Suç dünyasından da "himmet" adı altında haraç aldılar
Gerekçeli kararda, FETÖ'nün özel sektör yapılanmasının temelde iki faaliyet için kullanıldığı, bunlardan birincisinin ekonomik gelir elde etme, ikincisi ise kara para aklayarak fon transferlerini kolaylaştırma şeklinde olduğu dile getirildi.
Kararda, FETÖ'nün himmet toplama yöntemi şöyle anlatıldı:
"Türkiye'nin şimdiye kadar gördüğü klasik terör örgütü algısını yıkan ve terör, terörizm terimlerine yeni bir boyut kazandıran örgüt, suç dünyasından da himmet adı altında haraç almış, himmet vermek istemeyenlerin kamu gücünü kullanarak tepesine binmiş, himmet verenlerin ise önünü açarak işlerini kolaylaştırmıştır. Bu noktada aslında devleti her zaman kötü olarak görmüş ve 'Düşman devletten kaçır, himmete yatır' sloganıyla hareket ederek kendisini güçlendirip devleti zayıflatmak istemiş, yine kamu kurumlarındaki örgüt elemanları sayesinde birçok ihaleyi yanlısı olduğu şirketlere kazandırarak vergi muafiyeti sağlatmış, bu yönüyle ise kamu gelirlerini azaltıp ve kamu bütçesini zarara uğratarak kendini finanse etmiştir. FETÖ paralel devlet yapılanması faaliyetlerinden hareketle kuruluşundan bu yana ele geçirdiği tüm sektörler birbirini destekleyerek örgüt faaliyetlerini kolaylaştırmış ve devleti ele geçirmeye çalışan devasa bir örgüte dönüştürmüştür."

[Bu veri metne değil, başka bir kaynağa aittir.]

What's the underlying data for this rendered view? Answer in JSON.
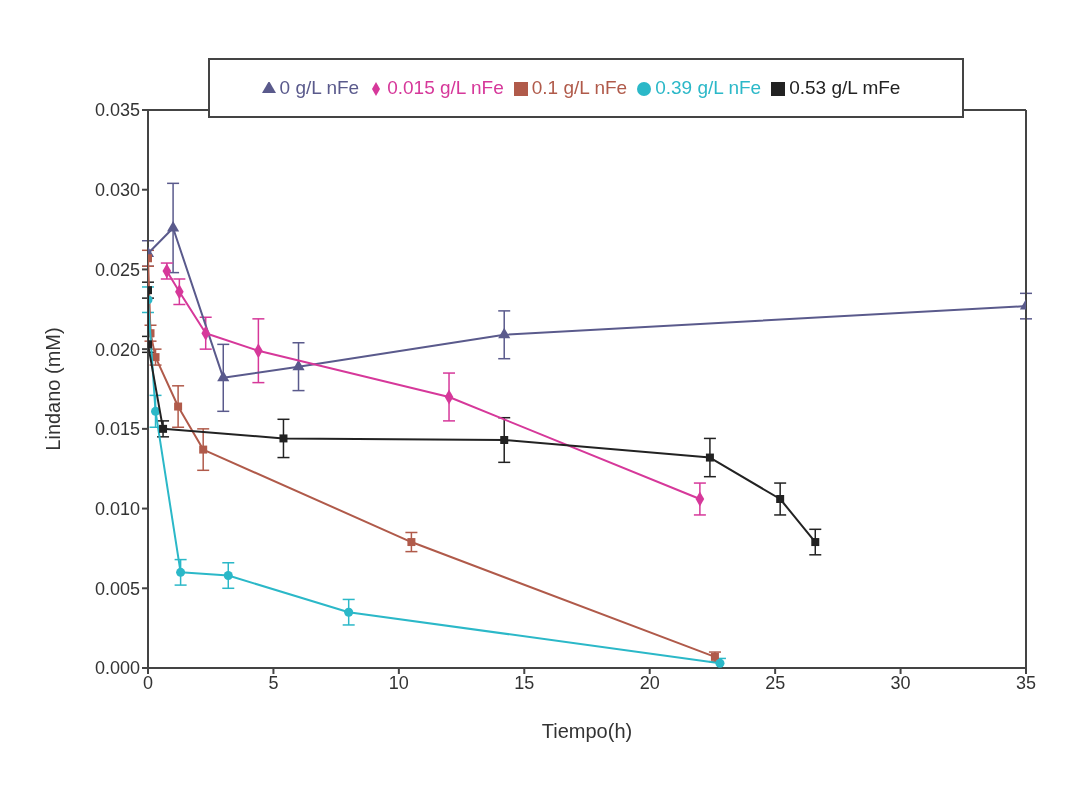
{
  "chart_data": {
    "type": "line",
    "xlabel": "Tiempo(h)",
    "ylabel": "Lindano (mM)",
    "xlim": [
      0,
      35
    ],
    "xticks": [
      0,
      5,
      10,
      15,
      20,
      25,
      30,
      35
    ],
    "ylim": [
      0,
      0.035
    ],
    "yticks": [
      {
        "value": 0,
        "label": "0.000"
      },
      {
        "value": 0.005,
        "label": "0.005"
      },
      {
        "value": 0.01,
        "label": "0.010"
      },
      {
        "value": 0.015,
        "label": "0.015"
      },
      {
        "value": 0.02,
        "label": "0.020"
      },
      {
        "value": 0.025,
        "label": "0.025"
      },
      {
        "value": 0.03,
        "label": "0.030"
      },
      {
        "value": 0.035,
        "label": "0.035"
      }
    ],
    "grid": false,
    "legend": "top",
    "series": [
      {
        "name": "0 g/L nFe",
        "color": "#5a5a8c",
        "marker": "triangle",
        "x": [
          0,
          1,
          3,
          6,
          14.2,
          35
        ],
        "values": [
          0.026,
          0.0276,
          0.0182,
          0.0189,
          0.0209,
          0.0227
        ],
        "errors": [
          0.0008,
          0.0028,
          0.0021,
          0.0015,
          0.0015,
          0.0008
        ]
      },
      {
        "name": "0.015 g/L nFe",
        "color": "#d6389a",
        "marker": "diamond",
        "x": [
          0.75,
          1.25,
          2.3,
          4.4,
          12,
          22
        ],
        "values": [
          0.0249,
          0.0236,
          0.021,
          0.0199,
          0.017,
          0.0106
        ],
        "errors": [
          0.0005,
          0.0008,
          0.001,
          0.002,
          0.0015,
          0.001
        ]
      },
      {
        "name": "0.1 g/L nFe",
        "color": "#b05a4a",
        "marker": "square",
        "x": [
          0,
          0.1,
          0.3,
          1.2,
          2.2,
          10.5,
          22.6
        ],
        "values": [
          0.0257,
          0.021,
          0.0195,
          0.0164,
          0.0137,
          0.0079,
          0.0007
        ],
        "errors": [
          0.0005,
          0.0005,
          0.0005,
          0.0013,
          0.0013,
          0.0006,
          0.0003
        ]
      },
      {
        "name": "0.39 g/L nFe",
        "color": "#2bb8c8",
        "marker": "circle",
        "x": [
          0,
          0.3,
          1.3,
          3.2,
          8,
          22.8
        ],
        "values": [
          0.0231,
          0.0161,
          0.006,
          0.0058,
          0.0035,
          0.0003
        ],
        "errors": [
          0.0008,
          0.001,
          0.0008,
          0.0008,
          0.0008,
          0.0003
        ]
      },
      {
        "name": "0.53 g/L mFe",
        "color": "#222222",
        "marker": "square",
        "x": [
          0,
          0,
          0.6,
          5.4,
          14.2,
          22.4,
          25.2,
          26.6
        ],
        "values": [
          0.0237,
          0.0203,
          0.015,
          0.0144,
          0.0143,
          0.0132,
          0.0106,
          0.0079
        ],
        "errors": [
          0.0005,
          0.0005,
          0.0005,
          0.0012,
          0.0014,
          0.0012,
          0.001,
          0.0008
        ]
      }
    ]
  }
}
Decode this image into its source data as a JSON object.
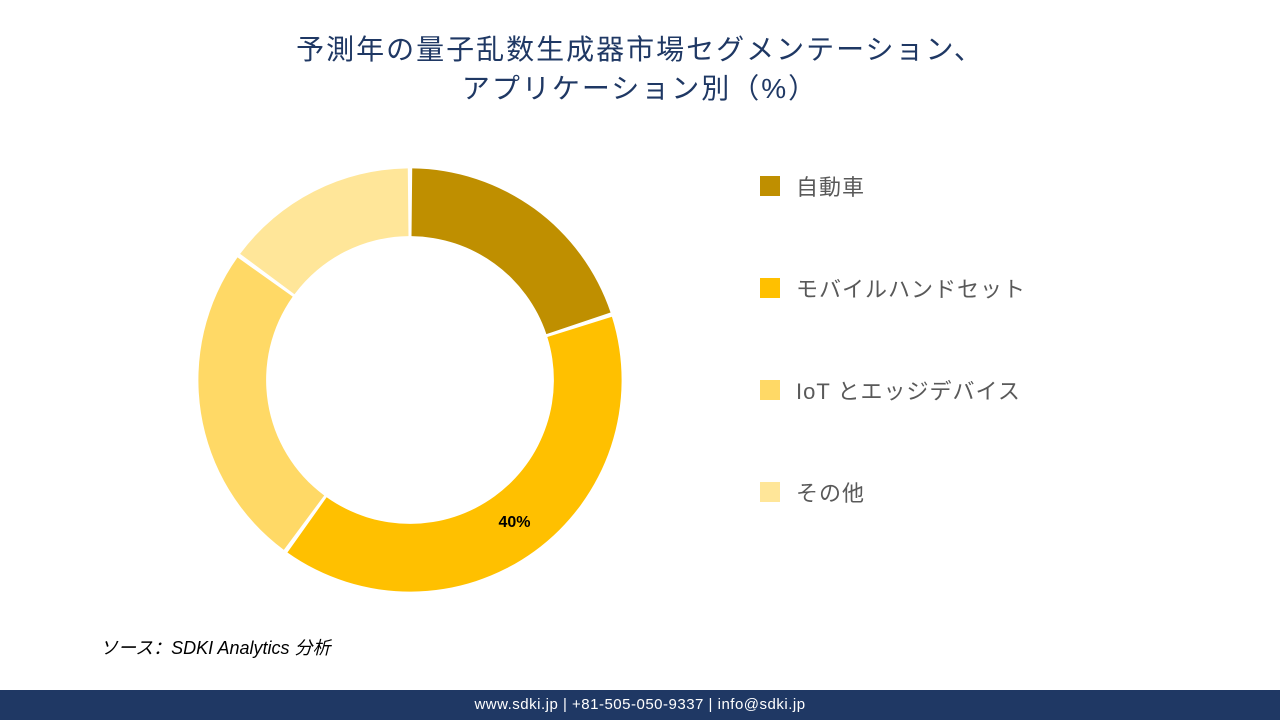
{
  "title_line1": "予測年の量子乱数生成器市場セグメンテーション、",
  "title_line2": "アプリケーション別（%）",
  "title_color": "#1f3864",
  "title_fontsize": 28,
  "chart": {
    "type": "donut",
    "inner_radius_ratio": 0.68,
    "start_angle": 90,
    "gap_deg": 1.2,
    "background_color": "#ffffff",
    "slices": [
      {
        "label": "自動車",
        "value": 20,
        "color": "#bf8f00"
      },
      {
        "label": "モバイルハンドセット",
        "value": 40,
        "color": "#ffc000",
        "show_value": true,
        "value_text": "40%"
      },
      {
        "label": "IoT とエッジデバイス",
        "value": 25,
        "color": "#ffd966"
      },
      {
        "label": "その他",
        "value": 15,
        "color": "#ffe699"
      }
    ]
  },
  "legend": {
    "items": [
      {
        "label": "自動車",
        "color": "#bf8f00"
      },
      {
        "label": "モバイルハンドセット",
        "color": "#ffc000"
      },
      {
        "label": "IoT とエッジデバイス",
        "color": "#ffd966"
      },
      {
        "label": "その他",
        "color": "#ffe699"
      }
    ],
    "label_color": "#595959",
    "label_fontsize": 22
  },
  "source": "ソース：SDKI Analytics 分析",
  "footer": "www.sdki.jp | +81-505-050-9337 | info@sdki.jp",
  "footer_bg": "#1f3864",
  "footer_color": "#ffffff"
}
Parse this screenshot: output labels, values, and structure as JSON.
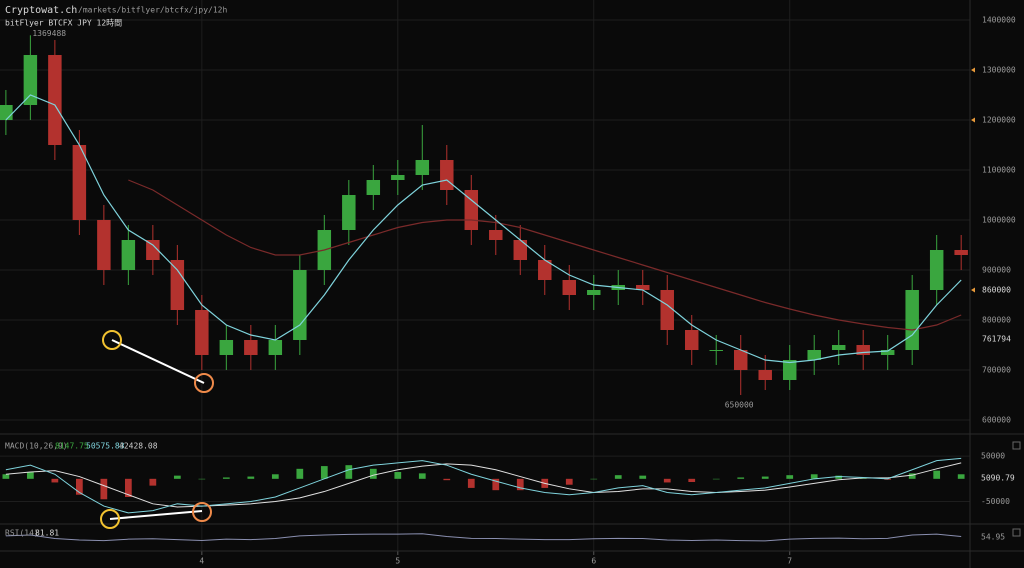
{
  "header": {
    "site": "Cryptowat.ch",
    "path": "/markets/bitflyer/btcfx/jpy/12h",
    "pair": "bitFlyer BTCFX JPY 12時間"
  },
  "chart_data": {
    "type": "candlestick",
    "x": [
      3,
      3.125,
      3.25,
      3.375,
      3.5,
      3.625,
      3.75,
      3.875,
      4,
      4.125,
      4.25,
      4.375,
      4.5,
      4.625,
      4.75,
      4.875,
      5,
      5.125,
      5.25,
      5.375,
      5.5,
      5.625,
      5.75,
      5.875,
      6,
      6.125,
      6.25,
      6.375,
      6.5,
      6.625,
      6.75,
      6.875,
      7,
      7.125,
      7.25,
      7.375,
      7.5,
      7.625,
      7.75,
      7.875
    ],
    "open": [
      1200000,
      1230000,
      1330000,
      1150000,
      1000000,
      900000,
      960000,
      920000,
      820000,
      730000,
      760000,
      730000,
      760000,
      900000,
      980000,
      1050000,
      1080000,
      1090000,
      1120000,
      1060000,
      980000,
      960000,
      920000,
      880000,
      850000,
      860000,
      870000,
      860000,
      780000,
      740000,
      740000,
      700000,
      680000,
      720000,
      740000,
      750000,
      730000,
      740000,
      860000,
      940000
    ],
    "high": [
      1260000,
      1369488,
      1360000,
      1180000,
      1030000,
      990000,
      990000,
      950000,
      850000,
      790000,
      790000,
      790000,
      930000,
      1010000,
      1080000,
      1110000,
      1120000,
      1190000,
      1150000,
      1090000,
      1010000,
      990000,
      950000,
      910000,
      890000,
      900000,
      900000,
      890000,
      810000,
      770000,
      770000,
      730000,
      750000,
      770000,
      780000,
      780000,
      770000,
      890000,
      970000,
      970000
    ],
    "low": [
      1170000,
      1200000,
      1120000,
      970000,
      870000,
      870000,
      890000,
      790000,
      700000,
      700000,
      700000,
      700000,
      730000,
      870000,
      950000,
      1020000,
      1050000,
      1060000,
      1030000,
      950000,
      930000,
      890000,
      850000,
      820000,
      820000,
      830000,
      830000,
      750000,
      710000,
      710000,
      650000,
      660000,
      660000,
      690000,
      710000,
      700000,
      700000,
      710000,
      830000,
      900000
    ],
    "close": [
      1230000,
      1330000,
      1150000,
      1000000,
      900000,
      960000,
      920000,
      820000,
      730000,
      760000,
      730000,
      760000,
      900000,
      980000,
      1050000,
      1080000,
      1090000,
      1120000,
      1060000,
      980000,
      960000,
      920000,
      880000,
      850000,
      860000,
      870000,
      860000,
      780000,
      740000,
      740000,
      700000,
      680000,
      720000,
      740000,
      750000,
      730000,
      740000,
      860000,
      940000,
      930000
    ],
    "up_color": "#3aa63f",
    "down_color": "#b3322e",
    "ma_fast": {
      "color": "#7fd3dc",
      "values": [
        1200000,
        1250000,
        1230000,
        1150000,
        1050000,
        980000,
        950000,
        900000,
        830000,
        790000,
        770000,
        760000,
        790000,
        850000,
        920000,
        980000,
        1030000,
        1070000,
        1080000,
        1040000,
        1000000,
        960000,
        920000,
        890000,
        870000,
        865000,
        860000,
        830000,
        790000,
        760000,
        740000,
        720000,
        715000,
        720000,
        730000,
        735000,
        738000,
        770000,
        830000,
        880000
      ]
    },
    "ma_slow": {
      "color": "#7a2a2a",
      "values": [
        null,
        null,
        null,
        null,
        null,
        1080000,
        1060000,
        1030000,
        1000000,
        970000,
        945000,
        930000,
        930000,
        940000,
        955000,
        970000,
        985000,
        995000,
        1000000,
        1000000,
        995000,
        985000,
        970000,
        955000,
        940000,
        925000,
        910000,
        895000,
        880000,
        865000,
        850000,
        835000,
        822000,
        810000,
        800000,
        792000,
        785000,
        780000,
        790000,
        810000
      ]
    },
    "xlim": [
      2.97,
      7.92
    ],
    "xticks": [
      4,
      5,
      6,
      7
    ],
    "ylim": [
      576000,
      1440000
    ],
    "yticks": [
      600000,
      700000,
      800000,
      900000,
      1000000,
      1100000,
      1200000,
      1300000,
      1400000
    ],
    "price_labels": [
      860000,
      761794
    ],
    "arrow_markers": [
      1300000,
      1200000,
      860000
    ],
    "marker_color": "#e89a3a",
    "grid": true,
    "macd": {
      "label": "MACD(10,26,9)",
      "readout": [
        8147.75,
        50575.83,
        42428.08
      ],
      "macd": [
        20000,
        30000,
        10000,
        -30000,
        -60000,
        -75000,
        -70000,
        -55000,
        -60000,
        -55000,
        -50000,
        -40000,
        -20000,
        0,
        20000,
        30000,
        35000,
        40000,
        30000,
        10000,
        -5000,
        -20000,
        -30000,
        -35000,
        -30000,
        -20000,
        -15000,
        -30000,
        -35000,
        -30000,
        -25000,
        -20000,
        -10000,
        0,
        5000,
        3000,
        0,
        20000,
        40000,
        45000
      ],
      "signal": [
        10000,
        15000,
        18000,
        5000,
        -15000,
        -35000,
        -55000,
        -62000,
        -60000,
        -58000,
        -55000,
        -50000,
        -42000,
        -28000,
        -10000,
        8000,
        20000,
        28000,
        33000,
        30000,
        20000,
        5000,
        -10000,
        -22000,
        -30000,
        -28000,
        -22000,
        -22000,
        -28000,
        -30000,
        -28000,
        -25000,
        -18000,
        -10000,
        -2000,
        2000,
        2000,
        8000,
        22000,
        35000
      ],
      "histogram": [
        10000,
        15000,
        -8000,
        -35000,
        -45000,
        -40000,
        -15000,
        7000,
        0,
        3000,
        5000,
        10000,
        22000,
        28000,
        30000,
        22000,
        15000,
        12000,
        -3000,
        -20000,
        -25000,
        -25000,
        -20000,
        -13000,
        0,
        8000,
        7000,
        -8000,
        -7000,
        0,
        3000,
        5000,
        8000,
        10000,
        7000,
        1000,
        -2000,
        12000,
        18000,
        10000
      ],
      "ylim": [
        -95000,
        92000
      ],
      "yticks": [
        50000,
        -50000
      ],
      "last": 5090.79
    },
    "rsi": {
      "label": "RSI(14)",
      "readout": 81.81,
      "last": 54.95,
      "ylim": [
        0,
        100
      ],
      "values": [
        58,
        62,
        45,
        38,
        35,
        42,
        44,
        40,
        36,
        42,
        40,
        45,
        58,
        62,
        65,
        66,
        66,
        68,
        55,
        46,
        45,
        42,
        40,
        40,
        44,
        46,
        45,
        38,
        36,
        38,
        35,
        34,
        42,
        46,
        47,
        44,
        46,
        62,
        66,
        55
      ]
    }
  }
}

Gerçekte olmayan emanetçi ortaklık
Gerekçeli kararda, örgütle ilişkili şirketlerin genel özelliklerine değinilerek FETÖ'ye ait ve örgütle bağlantılı şirketlerin ortaklık yapısının belirsiz ve karmaşık olduğu, çokça şüpheli hisse devirleri gerçekleştirildiği, bunların bedellerin ödenmesine ilişkin kayıtlara rastlanmadığı vurgulandı.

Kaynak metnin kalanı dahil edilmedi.